The first requirement was to capture footage of runners. I had an old clip of myself running in the winter, and then took a few more new clips of my brothers. I captured standard long-distance running form as well as sprinting. With three subjects, I could establish deviations from norms, and could use the sprinting footage to analyze a different running technique.
The crux of this analysis was accurate pose tracking. After working on skeletal hand tracking at Leap Motion for nearly 5 years, I know that this is no trivial problem. However, open-source neural-network based pose tracking solutions have become quite good in recent years.
For my desired analyses, I needed a 3D pose output. Facebook Research released VideoPose3D. This network first identifies joint keypoints, and then has a secondary network that outputs the most probable 3D pose for that joint configuration. This is one of the few networks that I was able to find that was able to produce a 3D skeletal model from a monocular camera in an uncontrolled setting. An impressive feat to be sure!
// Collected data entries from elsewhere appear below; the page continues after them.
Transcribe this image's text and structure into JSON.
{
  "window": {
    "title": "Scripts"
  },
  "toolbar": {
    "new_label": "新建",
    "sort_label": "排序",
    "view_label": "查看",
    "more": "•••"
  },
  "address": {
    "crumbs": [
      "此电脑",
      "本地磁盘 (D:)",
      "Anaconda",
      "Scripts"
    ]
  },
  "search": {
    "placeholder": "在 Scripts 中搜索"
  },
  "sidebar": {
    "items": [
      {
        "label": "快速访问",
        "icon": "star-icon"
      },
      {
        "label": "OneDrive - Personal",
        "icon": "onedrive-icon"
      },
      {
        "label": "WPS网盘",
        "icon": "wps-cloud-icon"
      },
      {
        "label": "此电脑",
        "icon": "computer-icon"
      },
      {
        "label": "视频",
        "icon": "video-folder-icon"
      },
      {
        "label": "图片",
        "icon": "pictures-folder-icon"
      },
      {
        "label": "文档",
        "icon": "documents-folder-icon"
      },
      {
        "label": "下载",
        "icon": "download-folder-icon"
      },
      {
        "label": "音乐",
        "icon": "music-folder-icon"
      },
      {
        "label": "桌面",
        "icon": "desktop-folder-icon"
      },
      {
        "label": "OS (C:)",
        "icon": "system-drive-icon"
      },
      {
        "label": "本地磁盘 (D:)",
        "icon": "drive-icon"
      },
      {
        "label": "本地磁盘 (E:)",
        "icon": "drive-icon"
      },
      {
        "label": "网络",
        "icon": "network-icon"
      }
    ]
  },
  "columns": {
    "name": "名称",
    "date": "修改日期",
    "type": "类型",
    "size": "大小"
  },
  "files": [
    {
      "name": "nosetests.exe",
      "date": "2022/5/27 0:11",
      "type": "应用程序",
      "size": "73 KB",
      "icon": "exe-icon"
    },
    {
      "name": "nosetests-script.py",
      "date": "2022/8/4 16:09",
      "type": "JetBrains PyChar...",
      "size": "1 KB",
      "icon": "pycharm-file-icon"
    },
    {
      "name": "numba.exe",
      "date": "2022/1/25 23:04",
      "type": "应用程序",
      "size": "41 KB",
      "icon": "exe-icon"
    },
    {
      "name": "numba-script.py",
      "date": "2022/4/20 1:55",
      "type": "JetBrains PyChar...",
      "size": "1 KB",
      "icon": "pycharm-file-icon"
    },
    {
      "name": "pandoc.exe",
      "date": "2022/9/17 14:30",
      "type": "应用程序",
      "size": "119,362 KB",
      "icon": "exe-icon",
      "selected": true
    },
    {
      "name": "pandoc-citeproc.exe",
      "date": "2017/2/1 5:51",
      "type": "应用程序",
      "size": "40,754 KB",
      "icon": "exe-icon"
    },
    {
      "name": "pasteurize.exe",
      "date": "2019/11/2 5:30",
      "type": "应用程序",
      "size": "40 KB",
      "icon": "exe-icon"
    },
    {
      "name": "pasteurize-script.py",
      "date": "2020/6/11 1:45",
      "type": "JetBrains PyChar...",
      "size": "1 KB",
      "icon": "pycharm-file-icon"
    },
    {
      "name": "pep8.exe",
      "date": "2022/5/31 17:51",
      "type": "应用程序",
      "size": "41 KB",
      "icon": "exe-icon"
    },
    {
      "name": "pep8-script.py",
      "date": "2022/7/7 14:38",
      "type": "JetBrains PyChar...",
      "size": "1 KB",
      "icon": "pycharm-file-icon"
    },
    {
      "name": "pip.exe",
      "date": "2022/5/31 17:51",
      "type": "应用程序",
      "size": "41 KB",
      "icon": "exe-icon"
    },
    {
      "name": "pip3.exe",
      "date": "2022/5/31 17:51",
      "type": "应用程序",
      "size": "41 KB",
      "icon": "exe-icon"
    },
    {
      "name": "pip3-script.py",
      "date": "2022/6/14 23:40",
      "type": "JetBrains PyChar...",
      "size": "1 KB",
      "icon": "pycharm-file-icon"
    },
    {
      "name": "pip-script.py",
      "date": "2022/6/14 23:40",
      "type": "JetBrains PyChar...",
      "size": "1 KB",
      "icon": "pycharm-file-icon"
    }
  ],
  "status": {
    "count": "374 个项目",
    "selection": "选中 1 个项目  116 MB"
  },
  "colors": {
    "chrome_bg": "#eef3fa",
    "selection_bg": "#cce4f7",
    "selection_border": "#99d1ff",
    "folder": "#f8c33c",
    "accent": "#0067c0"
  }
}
I found that the tracking performed best when the runner was close to the camera and at an oblique angle, when the subject was easy to isolate from the background, and when the footage was captured at a high frame rate.
running form analysis
I hoped to be able to quantify cadence, position of the foot relative to the body when striking the ground, spine angle, and vertical head movement. Unfortunately, a day is not enough time to work on all of these outputs. To see the analysis in progress, and run it for yourself, you can open this Google Colab notebook.
The most successful metric that I was able to compute was cadence. Here, I tracked the x or y position of a foot through time, and found the dominant frequency components in a Fourier transform of the path.